Busted: delegates call for expanded Whitehorse transit service

City will present new transit master plan project in March

Carrie Boles sometimes spends three to four hours of her day walking to school at Yukon College.

Boles was one of four delegates who spoke during city council’s standing committees meeting on Jan. 22.

Boles was joined by fellow college student Kultej Gill. Collete Atcheson and Michael Dougherty, co-chair and secretary of the Yukon Anti-Poverty Coalition (YAPC), also spoke.

Gill and Boles both cited the lack of late-night Saturday bus service and any Sunday bus service as a problem.

Boles moved from Winnipeg to Whitehorse five years ago. In Winnipeg, she was a year-round cyclist. If she couldn’t ride, transit was readily available.

“Being in Whitehorse is a wonderful opportunity.… It’s also had a lot of challenges,” she told council.

If she’s going to rely on transit, she said she can’t stay late at the college on Saturday nights, or even make it there on Sunday. The other option is to walk in occasionally brutal conditions, or to hitchhike.

Atcheson and Dougherty said a lack of service can lead to people making risky decisions to get where they need to go.

Others may miss out completely, said Kristina Craig, executive director of YAPC, in an interview.

“I think this is really about inclusion and people having the ability to get where they need to get when they want to get there,” she said. “That includes everything from doctor’s appointments, to job interviews, to programs.”

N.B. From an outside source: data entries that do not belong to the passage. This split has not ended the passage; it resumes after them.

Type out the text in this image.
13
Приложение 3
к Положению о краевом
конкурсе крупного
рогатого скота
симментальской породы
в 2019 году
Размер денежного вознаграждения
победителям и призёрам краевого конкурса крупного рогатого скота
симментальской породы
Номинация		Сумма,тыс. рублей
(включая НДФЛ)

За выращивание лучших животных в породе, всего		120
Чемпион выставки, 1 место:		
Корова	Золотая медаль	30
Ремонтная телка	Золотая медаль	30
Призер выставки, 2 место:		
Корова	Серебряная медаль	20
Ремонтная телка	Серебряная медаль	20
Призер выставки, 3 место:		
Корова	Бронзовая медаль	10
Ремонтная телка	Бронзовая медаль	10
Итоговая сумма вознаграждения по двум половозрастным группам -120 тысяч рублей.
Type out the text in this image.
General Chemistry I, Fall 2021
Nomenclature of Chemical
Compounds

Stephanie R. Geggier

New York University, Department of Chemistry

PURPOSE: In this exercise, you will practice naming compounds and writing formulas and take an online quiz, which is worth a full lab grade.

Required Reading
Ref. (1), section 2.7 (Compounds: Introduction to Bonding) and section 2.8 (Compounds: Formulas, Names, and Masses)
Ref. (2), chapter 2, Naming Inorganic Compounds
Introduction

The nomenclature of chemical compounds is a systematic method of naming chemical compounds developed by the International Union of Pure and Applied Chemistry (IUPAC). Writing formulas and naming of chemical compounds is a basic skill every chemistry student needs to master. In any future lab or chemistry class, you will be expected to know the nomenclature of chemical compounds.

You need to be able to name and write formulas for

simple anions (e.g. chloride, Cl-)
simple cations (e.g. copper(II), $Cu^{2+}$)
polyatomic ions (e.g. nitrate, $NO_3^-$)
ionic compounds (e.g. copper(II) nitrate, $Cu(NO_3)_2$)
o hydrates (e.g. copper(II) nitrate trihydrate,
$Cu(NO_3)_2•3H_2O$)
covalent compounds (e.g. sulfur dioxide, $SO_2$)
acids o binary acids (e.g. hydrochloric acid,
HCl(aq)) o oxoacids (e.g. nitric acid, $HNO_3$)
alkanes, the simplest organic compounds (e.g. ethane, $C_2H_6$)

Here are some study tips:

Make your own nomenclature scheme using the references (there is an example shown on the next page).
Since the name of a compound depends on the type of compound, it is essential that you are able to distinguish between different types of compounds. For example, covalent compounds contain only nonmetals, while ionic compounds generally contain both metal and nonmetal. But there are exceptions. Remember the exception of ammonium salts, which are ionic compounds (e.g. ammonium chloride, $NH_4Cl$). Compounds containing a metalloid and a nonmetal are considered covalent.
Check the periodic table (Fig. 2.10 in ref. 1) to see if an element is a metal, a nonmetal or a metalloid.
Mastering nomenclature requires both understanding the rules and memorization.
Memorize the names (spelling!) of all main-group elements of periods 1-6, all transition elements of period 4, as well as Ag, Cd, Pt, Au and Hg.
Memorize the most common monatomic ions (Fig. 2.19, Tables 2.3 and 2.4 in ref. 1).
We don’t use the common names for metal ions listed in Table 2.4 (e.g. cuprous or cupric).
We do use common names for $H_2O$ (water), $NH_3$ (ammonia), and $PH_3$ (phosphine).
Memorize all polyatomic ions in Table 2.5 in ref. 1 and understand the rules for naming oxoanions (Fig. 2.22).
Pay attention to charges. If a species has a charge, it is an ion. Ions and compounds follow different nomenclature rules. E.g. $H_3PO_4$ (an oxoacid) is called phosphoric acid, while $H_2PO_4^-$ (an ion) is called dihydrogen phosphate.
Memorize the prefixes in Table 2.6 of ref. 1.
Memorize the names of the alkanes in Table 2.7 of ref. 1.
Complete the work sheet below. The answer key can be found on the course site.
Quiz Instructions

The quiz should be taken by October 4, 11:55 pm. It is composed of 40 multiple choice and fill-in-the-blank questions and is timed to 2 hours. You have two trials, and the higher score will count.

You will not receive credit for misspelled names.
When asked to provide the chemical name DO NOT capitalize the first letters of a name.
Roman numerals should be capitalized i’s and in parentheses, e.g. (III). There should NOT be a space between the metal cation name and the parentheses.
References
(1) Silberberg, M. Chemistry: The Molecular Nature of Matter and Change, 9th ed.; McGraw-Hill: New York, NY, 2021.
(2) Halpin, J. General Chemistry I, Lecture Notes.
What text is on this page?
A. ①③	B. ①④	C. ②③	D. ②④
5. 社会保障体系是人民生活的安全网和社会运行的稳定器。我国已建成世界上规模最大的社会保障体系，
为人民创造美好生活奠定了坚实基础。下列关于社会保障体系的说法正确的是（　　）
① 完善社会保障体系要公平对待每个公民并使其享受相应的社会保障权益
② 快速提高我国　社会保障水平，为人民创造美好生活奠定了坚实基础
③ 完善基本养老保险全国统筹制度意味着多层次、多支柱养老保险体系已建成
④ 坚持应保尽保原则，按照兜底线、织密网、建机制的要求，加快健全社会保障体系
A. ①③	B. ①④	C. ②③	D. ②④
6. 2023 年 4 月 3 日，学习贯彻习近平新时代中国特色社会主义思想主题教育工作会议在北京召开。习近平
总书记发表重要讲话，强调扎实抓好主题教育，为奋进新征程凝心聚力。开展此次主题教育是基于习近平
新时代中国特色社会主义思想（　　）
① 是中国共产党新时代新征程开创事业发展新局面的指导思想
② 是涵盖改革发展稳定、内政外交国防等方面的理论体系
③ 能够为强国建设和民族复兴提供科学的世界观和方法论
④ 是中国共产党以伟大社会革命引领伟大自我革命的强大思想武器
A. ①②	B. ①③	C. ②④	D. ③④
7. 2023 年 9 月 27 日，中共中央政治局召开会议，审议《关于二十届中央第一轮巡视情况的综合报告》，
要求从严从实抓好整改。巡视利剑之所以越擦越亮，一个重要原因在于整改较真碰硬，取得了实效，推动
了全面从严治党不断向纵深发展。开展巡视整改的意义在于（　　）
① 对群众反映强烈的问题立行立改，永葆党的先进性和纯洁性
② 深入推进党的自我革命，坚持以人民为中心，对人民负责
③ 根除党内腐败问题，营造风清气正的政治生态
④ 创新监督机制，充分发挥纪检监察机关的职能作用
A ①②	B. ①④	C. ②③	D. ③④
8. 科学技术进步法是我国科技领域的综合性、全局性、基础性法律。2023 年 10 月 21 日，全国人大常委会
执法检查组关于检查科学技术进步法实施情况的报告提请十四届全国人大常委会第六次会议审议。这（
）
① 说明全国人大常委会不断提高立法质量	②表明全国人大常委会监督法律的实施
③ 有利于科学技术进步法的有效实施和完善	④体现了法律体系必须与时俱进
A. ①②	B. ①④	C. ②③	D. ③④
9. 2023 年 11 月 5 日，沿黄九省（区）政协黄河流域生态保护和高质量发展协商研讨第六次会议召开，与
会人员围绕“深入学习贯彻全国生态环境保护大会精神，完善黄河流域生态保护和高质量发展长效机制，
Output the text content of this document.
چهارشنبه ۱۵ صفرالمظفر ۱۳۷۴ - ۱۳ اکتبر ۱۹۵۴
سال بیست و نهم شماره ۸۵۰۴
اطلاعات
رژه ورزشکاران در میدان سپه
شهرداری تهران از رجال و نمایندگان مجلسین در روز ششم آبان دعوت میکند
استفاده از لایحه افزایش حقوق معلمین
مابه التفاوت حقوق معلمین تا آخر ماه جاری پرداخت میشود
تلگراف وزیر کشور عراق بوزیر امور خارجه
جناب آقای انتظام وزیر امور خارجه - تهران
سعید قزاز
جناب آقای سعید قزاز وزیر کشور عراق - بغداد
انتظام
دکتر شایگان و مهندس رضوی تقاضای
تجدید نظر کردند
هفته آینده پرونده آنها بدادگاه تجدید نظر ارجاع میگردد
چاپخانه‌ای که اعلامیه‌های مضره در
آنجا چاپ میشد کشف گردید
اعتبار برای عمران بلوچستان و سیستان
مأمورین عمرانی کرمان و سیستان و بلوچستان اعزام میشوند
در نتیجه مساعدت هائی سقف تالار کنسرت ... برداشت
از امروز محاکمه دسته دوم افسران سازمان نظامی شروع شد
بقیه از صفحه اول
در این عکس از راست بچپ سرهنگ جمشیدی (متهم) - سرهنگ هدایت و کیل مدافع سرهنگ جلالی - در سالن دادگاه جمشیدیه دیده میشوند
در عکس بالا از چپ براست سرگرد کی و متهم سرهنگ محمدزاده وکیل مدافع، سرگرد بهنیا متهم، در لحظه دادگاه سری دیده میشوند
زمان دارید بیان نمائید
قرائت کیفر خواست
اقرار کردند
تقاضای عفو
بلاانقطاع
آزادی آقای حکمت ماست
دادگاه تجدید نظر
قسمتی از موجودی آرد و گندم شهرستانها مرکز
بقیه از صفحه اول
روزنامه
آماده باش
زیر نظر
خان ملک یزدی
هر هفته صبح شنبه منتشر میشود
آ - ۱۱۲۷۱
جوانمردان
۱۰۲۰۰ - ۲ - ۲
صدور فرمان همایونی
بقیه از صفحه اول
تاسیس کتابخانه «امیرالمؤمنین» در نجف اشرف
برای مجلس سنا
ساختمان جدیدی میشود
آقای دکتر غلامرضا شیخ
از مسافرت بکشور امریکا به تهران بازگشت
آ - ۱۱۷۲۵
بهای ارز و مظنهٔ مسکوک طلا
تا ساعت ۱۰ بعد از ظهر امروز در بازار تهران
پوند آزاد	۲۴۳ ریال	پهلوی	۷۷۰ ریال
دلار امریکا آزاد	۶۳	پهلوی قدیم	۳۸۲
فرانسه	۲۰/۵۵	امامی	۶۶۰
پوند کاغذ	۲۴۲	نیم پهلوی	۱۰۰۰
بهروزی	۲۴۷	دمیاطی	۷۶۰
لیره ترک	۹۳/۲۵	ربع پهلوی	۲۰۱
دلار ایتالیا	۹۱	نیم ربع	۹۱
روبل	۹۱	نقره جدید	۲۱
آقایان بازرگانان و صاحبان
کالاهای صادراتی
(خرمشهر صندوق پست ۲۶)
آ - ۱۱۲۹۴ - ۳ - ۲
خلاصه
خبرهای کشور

The city launched work on its first transit master plan project in the fall.

Staff will present council with the findings of that project, including the results of online transit surveys and the recent bus lane project in Riverdale, in March.

She said YAPC recognizes that bus service is currently heavily subsidized as it is, but she’d like to see the city come together with the community to develop creative ideas around what improved transit might look like.

Bus service could be limited on Sundays to keep costs down, Craig said, adding that low-income earners should also have access to the same cut-rate bus passes available to seniors and people with disabilities.

“This is not a new issue at all,” Craig said. She said she wants to make sure there’s some recognition of that in the master transit study.